Il recula d'un pas, satisfait de la crainte qu'il avait créée sans avoir réussi à me le faire regretter. La peur s'évapora dans l'air, remplacée par le soulagement qui détendit mes muscles gelés. Je le détaillai un instant, cherchant le danger, mais fut attirée par le collier qui pendait à son cou, une lanière de cuir d'où pendait une petite sacoche, minuscule et qui tenait dans ma paume d'enfant. Une douce odeur de fleur en émanait, m'apaisant. J'entrefermai les yeux, me délectant de ce havre de paix jusqu'à ce qu'il s'aperçoive que je fixais ce sac empli de magie et qu'il ne le range à l'intérieur de son habit avec un empressement qui m'étonna, décelant une faille.
– Qu'est-ce ?
– Un objet qui ne te concerne pas. Tu ne sais pas qui je suis, mais sache que sans lui tu aurais regretté d'avoir parlé, affirma-t-il avec une certaine peur, me mettant en garde, et je déglutis sans m'exprimer. Reste à ta place dorénavant, ajouta-t-il d'une voix amère tout en reculant, méfiant de chaque potentiel ennemi.
– Tu n'es qu'un prince égocentrique et j'aimerais savoir de quoi tu es capable, ne pus-je m'empêcher de le provoquer, jouant avec le feu et le faisant revenir sur ses pas.

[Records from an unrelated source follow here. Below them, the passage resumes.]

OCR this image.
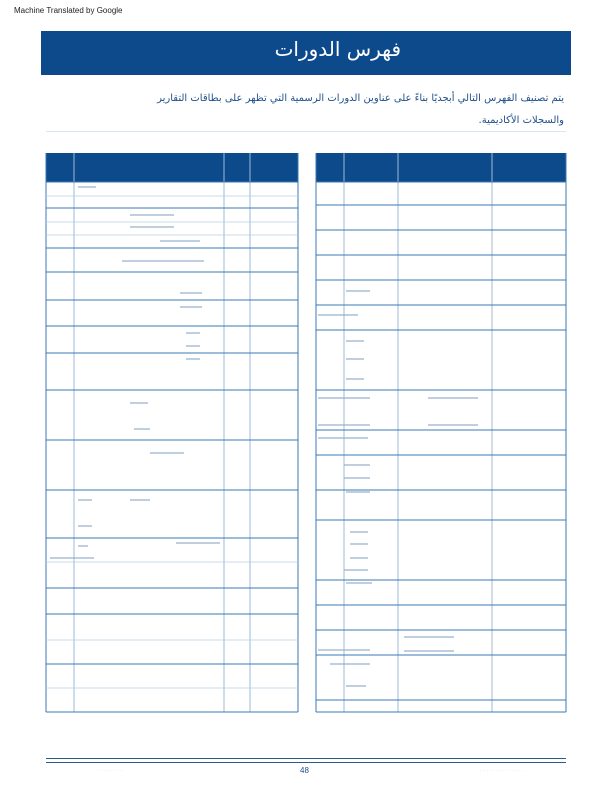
Machine Translated by Google
فهرس الدورات
يتم تصنيف الفهرس التالي أبجديًا بناءً على عناوين الدورات الرسمية التي تظهر على بطاقات التقارير
والسجلات الأكاديمية.
· · · · · · · ·	48	· · · · · · · · · · · · · ·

– Regarde-moi, m'intima-t-il, remarquant que j'avais baissé les yeux par un certain regret d'avoir provoqué le monstre, car je restais olympienne.
Un frisson traversa mes paupières avant que je ne lui obéisse, et par la surprise de l'éclat de ses prunelles, je hoquetai.
Ses iris brillaient, reflétant la froideur de son cœur et la vivacité de sa malice. Le corps tremblant, je me collai à la paroi dans l'espoir de fuir cette aura oppressante. Finalement, ils redevinrent de leur couleur poison inhabituelle, sans ôter le sentiment d'animal traqué qui m'avait envahi. La nature sauvage avait effleuré de ses branches les airs d'Asgard.
– À toi de réfléchir à ce que je suis. Artemis.
– Tu n'es qu'un monstre.
– Je suis bien plus qu'uniquement cela, répondit-il avec un sourire cruel qui me fit frissonner.
J'avais désormais peur de lui, sentant mes os se glacer bien que je sois attirée par l'acte de le provoquer et chercher le monstre qui sommeillait en Fenrir. Les lueurs sanguinaires de ses yeux brillaient et reflétaient cette facette sombre que j'avais pu déceler à maintes reprises. Le silence prit place à nouveau et je le fuis, sachant qu'il n'était pas à mon avantage de continuer sur cette voie.
Les instants furent interminables, je sentais des sueurs froides couler le long de mon dos à chaque souffle. Il ne me quittait pas des yeux, et tout courage s'était échappé par l'aura effrayant qu'il dégageait, jaillissant des profondeurs des grottes, comme annonçant la défaite qui suivrait. La nuit obscure vivait en lui.
Finalement, les portes s'ouvrirent et nous tournâmes notre attention sur notre père. Zeus m'observait avec indifférence, mais en colère éternelle contre moi. Je n'étais qu'un objet au contraire de Loki dont le regard chaud était empli d'amour pour son fils aîné.
D'un geste de la main, ils nous firent signe d'entrer. Malgré nous, un regard interrogateur et appréhendeur fut jeté. Nos yeux se croisèrent, et nous fûmes rassurés de pénétrer ensemble dans cette pièce détentrice d'un avenir incertain. Celui qui se profilait à l'horizon brumeux et qui, chaque jour, nous permettait de différencier le ciel et la mer d'un bleu azur et abyssal.